ひとりで、お腹に四次元ポケットがついた猫型ロボットの真似をする。国民的キャラクターのアレ。

洗って乾かし、せっせとおかずを詰めていく。ご飯はあまり多くならないように。炭水化物は糖尿病の元凶だものね。

「いろどり、よーし。

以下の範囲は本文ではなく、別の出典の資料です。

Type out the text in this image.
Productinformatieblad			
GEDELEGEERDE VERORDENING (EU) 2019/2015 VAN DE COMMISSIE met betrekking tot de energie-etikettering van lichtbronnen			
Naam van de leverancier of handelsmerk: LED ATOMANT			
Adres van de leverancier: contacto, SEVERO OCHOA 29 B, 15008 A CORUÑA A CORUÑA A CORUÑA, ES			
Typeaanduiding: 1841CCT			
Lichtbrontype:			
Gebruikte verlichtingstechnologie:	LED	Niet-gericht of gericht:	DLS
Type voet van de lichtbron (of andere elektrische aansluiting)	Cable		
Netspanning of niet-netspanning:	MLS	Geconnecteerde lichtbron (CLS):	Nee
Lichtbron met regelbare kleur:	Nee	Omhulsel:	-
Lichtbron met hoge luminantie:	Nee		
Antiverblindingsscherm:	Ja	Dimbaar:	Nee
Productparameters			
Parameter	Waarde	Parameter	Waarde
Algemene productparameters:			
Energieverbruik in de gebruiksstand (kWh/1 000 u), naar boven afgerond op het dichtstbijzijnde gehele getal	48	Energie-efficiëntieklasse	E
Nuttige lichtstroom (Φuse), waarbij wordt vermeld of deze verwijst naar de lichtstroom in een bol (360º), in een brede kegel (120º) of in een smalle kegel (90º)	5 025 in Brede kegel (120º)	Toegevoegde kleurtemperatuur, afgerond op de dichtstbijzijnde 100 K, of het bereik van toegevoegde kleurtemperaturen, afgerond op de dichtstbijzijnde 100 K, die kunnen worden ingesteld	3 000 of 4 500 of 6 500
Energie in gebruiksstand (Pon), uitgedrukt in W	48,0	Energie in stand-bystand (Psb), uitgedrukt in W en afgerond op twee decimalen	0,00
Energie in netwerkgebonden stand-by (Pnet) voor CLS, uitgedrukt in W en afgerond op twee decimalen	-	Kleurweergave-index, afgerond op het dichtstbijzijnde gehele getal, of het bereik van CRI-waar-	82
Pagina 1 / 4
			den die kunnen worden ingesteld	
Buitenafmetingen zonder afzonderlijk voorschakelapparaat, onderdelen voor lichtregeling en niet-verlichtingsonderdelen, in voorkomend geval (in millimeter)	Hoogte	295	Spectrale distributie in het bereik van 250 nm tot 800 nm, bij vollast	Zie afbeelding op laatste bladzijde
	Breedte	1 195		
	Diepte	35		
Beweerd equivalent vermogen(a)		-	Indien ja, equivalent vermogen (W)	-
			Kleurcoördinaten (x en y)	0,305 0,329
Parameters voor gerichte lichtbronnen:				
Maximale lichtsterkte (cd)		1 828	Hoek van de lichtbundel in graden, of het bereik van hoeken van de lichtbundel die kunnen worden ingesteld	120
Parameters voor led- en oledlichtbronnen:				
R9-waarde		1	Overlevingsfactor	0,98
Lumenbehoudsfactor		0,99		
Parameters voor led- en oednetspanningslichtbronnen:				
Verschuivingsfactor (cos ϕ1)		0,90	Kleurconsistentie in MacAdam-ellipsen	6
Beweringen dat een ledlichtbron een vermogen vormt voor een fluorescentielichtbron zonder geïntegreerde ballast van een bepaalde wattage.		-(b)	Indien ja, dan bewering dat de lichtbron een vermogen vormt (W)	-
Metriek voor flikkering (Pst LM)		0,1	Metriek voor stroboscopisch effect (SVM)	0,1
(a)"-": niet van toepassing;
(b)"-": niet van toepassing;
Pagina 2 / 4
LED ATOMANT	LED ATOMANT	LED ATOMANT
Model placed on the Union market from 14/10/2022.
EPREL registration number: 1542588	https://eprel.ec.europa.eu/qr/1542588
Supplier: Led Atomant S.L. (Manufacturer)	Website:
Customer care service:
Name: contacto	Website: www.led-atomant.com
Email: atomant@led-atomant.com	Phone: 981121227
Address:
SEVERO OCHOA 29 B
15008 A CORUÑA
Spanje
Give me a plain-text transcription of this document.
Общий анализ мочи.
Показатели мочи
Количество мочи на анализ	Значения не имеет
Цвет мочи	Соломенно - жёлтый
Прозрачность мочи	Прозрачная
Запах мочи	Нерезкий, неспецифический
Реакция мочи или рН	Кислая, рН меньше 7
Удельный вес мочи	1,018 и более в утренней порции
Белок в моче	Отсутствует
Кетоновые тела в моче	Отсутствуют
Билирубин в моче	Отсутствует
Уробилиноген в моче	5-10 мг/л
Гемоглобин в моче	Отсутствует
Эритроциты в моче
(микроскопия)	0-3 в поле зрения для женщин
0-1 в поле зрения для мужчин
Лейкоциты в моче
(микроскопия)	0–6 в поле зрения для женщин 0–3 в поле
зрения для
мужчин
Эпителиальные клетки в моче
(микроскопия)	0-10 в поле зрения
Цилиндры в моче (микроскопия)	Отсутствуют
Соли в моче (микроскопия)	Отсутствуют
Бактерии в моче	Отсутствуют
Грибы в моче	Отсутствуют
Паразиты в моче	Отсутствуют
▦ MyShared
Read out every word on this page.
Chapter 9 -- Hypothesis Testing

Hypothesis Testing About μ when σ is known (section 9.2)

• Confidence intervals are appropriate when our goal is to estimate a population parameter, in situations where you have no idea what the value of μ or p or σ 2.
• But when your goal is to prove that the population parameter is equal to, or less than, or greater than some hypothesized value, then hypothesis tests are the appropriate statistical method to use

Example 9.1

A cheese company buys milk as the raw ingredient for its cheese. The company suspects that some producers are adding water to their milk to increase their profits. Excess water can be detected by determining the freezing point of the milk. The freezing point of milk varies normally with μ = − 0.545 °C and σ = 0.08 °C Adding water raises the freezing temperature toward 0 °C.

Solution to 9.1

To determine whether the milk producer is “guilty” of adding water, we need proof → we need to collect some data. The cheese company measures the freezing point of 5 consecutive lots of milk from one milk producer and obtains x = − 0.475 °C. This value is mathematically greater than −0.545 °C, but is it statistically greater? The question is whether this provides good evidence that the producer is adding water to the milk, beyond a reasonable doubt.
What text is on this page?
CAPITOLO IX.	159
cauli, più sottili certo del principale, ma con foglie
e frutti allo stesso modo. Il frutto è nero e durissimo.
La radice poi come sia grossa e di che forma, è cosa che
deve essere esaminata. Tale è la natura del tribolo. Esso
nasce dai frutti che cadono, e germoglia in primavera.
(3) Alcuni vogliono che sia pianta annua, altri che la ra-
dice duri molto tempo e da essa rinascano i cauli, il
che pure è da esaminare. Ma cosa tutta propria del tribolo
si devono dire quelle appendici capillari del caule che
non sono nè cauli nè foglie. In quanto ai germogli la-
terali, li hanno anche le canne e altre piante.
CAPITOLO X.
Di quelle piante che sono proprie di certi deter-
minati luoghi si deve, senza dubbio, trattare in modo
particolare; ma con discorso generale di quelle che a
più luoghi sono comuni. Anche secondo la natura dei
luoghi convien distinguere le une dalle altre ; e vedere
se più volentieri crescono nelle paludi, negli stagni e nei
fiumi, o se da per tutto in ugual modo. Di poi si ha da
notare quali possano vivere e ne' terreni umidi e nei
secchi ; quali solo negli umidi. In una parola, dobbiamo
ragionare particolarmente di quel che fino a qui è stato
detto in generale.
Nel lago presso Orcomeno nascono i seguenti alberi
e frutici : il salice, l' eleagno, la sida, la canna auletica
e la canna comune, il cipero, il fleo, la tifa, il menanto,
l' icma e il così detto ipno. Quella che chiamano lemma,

栄養、よーし」

最終的に指さし確認。

SNSに載せても大量いいね!をもらえるようなクオリティではないけれど、自分では満足いく仕上がりになった。

時計を見ると、もう11時。

「ああっ」

12時に休憩に行くとしたら、間に合うか間に合わないかぎりぎりのところだ。

お茶を水筒に入れ、保温バッグに入れる。おっと、メイク直しも忘れちゃいけない。

準備万端で部屋を出て、タクシーを拾った。

びっくりさせたくて黙っていたけど、レヴィは喜んでくれるかな?

膝の上でお弁当を抱え、彼の勤め先に向かう途中、ずっとドキドキしていた。

こんな風に期待を込めた緊張をするの、いつぶりだろう。

そんなことを考えながら、窓の外を見つめていた。